Japanese bonds lost 0.4 percent. German debt returned 0.4 percent, Merrill’s indexes show. The extra yield that German two- year notes offer over same-maturity Treasuries narrowed to 40 basis points yesterday, the least in 15 months.

China Banking Regulatory Commission official Luo Ping said holding U.S. government bonds is not the only option for investing reserves, clarifying earlier comments, the China News Service reported.

U.S. debt is one option in addition to gold and other government debt, Luo, head of the training center at the banking regulator, was quoted as saying in an interview with the news agency late yesterday.

Record Sales

If the U.S. government issues too much debt to fund efforts to revive the economy, Treasury holders will suffer losses, he said, according to the Chinese-language report.

China owns $681.9 billion of the $5.75 trillion in U.S. marketable debt, making it the largest overseas holder, Treasury Department data show.

The U.S. sold $67 billion of three-, 10- and 30-year debt this week, a record, to help pay for government spending plans.

At the 30-year auction yesterday, indirect bidders, a class of investors that includes foreign central banks, were awarded 33.9 percent of the securities. The average over the past 10 sales was 27.9 percent.

Yields suggest government and Federal Reserve efforts have yet to restore credit markets to where they were before trading froze last year.

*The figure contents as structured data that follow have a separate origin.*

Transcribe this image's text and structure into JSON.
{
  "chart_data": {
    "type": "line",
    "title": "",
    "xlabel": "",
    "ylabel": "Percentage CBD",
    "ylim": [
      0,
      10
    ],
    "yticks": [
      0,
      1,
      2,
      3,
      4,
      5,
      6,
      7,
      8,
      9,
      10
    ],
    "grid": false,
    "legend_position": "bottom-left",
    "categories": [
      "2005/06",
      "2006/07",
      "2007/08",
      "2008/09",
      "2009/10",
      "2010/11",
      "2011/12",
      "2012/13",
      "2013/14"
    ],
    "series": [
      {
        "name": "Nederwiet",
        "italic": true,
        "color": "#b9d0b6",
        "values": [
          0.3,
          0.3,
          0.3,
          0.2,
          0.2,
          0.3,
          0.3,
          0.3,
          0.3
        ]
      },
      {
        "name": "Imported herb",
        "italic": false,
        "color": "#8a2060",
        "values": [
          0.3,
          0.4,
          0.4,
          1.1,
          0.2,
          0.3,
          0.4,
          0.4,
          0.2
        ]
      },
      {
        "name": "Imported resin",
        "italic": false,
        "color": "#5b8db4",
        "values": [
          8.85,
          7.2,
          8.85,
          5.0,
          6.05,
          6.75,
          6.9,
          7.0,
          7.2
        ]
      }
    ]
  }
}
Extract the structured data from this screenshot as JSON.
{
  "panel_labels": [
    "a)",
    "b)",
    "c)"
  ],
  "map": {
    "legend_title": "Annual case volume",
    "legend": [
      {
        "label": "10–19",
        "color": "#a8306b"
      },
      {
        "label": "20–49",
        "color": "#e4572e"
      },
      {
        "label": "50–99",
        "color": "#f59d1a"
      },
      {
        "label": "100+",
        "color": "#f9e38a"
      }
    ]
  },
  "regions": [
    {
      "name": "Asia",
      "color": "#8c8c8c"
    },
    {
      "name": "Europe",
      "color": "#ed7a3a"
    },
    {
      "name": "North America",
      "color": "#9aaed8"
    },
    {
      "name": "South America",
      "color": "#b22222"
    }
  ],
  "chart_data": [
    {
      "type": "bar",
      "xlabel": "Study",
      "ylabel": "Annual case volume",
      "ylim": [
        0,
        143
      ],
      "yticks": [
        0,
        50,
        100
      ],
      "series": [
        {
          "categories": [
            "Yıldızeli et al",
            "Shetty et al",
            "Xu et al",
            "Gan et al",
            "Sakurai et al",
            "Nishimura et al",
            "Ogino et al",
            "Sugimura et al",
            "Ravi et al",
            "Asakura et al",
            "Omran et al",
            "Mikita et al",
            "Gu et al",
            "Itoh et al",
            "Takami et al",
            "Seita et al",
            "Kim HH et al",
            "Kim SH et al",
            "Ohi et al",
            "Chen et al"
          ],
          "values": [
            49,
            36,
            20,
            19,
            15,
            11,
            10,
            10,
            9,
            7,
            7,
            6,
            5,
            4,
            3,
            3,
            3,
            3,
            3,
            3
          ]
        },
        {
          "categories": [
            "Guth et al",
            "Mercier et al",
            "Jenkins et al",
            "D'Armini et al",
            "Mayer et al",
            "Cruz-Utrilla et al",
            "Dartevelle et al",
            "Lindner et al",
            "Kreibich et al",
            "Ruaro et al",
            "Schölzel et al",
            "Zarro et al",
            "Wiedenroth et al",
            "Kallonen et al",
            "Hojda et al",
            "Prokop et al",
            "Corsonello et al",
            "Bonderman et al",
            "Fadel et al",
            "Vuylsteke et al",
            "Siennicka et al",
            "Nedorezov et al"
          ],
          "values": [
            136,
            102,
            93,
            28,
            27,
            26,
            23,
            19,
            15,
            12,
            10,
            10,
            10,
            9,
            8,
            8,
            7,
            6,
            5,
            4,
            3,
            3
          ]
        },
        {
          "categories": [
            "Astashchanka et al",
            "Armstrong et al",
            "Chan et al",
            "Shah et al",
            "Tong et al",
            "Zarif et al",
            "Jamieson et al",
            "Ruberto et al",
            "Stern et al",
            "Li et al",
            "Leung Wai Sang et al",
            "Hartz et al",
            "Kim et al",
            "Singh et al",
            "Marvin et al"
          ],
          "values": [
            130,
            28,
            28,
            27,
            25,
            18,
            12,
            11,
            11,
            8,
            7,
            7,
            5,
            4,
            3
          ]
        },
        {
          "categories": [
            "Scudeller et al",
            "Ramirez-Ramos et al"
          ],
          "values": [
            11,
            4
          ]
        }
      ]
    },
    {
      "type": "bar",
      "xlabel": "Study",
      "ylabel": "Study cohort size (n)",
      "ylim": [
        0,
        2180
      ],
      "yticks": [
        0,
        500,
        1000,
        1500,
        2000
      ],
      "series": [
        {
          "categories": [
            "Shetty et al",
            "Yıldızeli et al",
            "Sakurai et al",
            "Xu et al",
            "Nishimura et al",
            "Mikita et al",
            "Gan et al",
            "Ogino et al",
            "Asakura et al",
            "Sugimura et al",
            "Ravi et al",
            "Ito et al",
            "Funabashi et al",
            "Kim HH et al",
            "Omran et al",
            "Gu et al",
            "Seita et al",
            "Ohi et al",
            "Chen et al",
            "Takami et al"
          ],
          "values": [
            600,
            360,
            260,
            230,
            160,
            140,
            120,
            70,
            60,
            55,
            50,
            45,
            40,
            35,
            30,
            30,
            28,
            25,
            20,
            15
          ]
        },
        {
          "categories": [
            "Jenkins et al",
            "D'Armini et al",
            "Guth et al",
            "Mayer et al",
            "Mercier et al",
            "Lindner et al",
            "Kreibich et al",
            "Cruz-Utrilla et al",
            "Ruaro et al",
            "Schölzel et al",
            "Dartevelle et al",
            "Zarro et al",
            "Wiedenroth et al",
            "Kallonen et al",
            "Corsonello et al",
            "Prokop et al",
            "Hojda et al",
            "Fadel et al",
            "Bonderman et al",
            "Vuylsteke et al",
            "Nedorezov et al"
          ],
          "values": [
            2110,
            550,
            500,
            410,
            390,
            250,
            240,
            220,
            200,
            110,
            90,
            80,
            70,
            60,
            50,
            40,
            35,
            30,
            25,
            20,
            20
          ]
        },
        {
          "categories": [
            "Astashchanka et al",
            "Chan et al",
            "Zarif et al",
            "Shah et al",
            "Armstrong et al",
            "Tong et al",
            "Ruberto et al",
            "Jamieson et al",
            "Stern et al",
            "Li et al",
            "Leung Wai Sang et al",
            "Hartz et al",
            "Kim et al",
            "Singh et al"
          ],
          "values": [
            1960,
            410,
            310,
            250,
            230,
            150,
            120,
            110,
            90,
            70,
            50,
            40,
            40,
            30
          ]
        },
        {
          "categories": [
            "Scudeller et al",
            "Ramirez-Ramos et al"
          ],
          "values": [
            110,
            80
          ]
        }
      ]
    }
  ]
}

The difference between what banks and the Treasury pay to borrow for three months, the so-called TED spread, narrowed to 0.94 percentage point from 4.64 percentage points in October. The gap averaged 0.27 percentage point from 2002 through 2006, before the credit crisis began in 2007.

Mortgage Rates

The London interbank offered rate, or Libor, for three-month dollar loans, increased to 1.23 percent yesterday from 1.08 percent on Jan. 14.

Average 30-year fixed mortgage rates rose to 5.16 percent in the seven days ended Feb. 12 from 4.96 percent four weeks earlier, according to loan finance company Freddie Mac. Rates are about 2.38 percentage points higher than 10-year Treasury yields, widening from 1.62 percentage points five years ago.

Treasuries shed gains today on speculation Group of Seven finance chiefs meeting in Rome this weekend will call for greater measures to spur economic growth.

“Yields will go up,” said Yasutoshi Nagai, chief economist at Daiwa Securities SMBC Co. in Tokyo, part of Japan’s second- largest brokerage. U.S. gross domestic product will be growing again by the third quarter after shrinking for a few more months, he said.

Confidence among U.S. consumers probably fell in February, economists said before a private report today.

The Reuters/University of Michigan preliminary index of consumer sentiment slid to 60.2, from 61.2 in January, according to the median forecast in a Bloomberg News survey. The decline would be the first in three months and would keep the index near a 28-year-low of 55.3 set in November.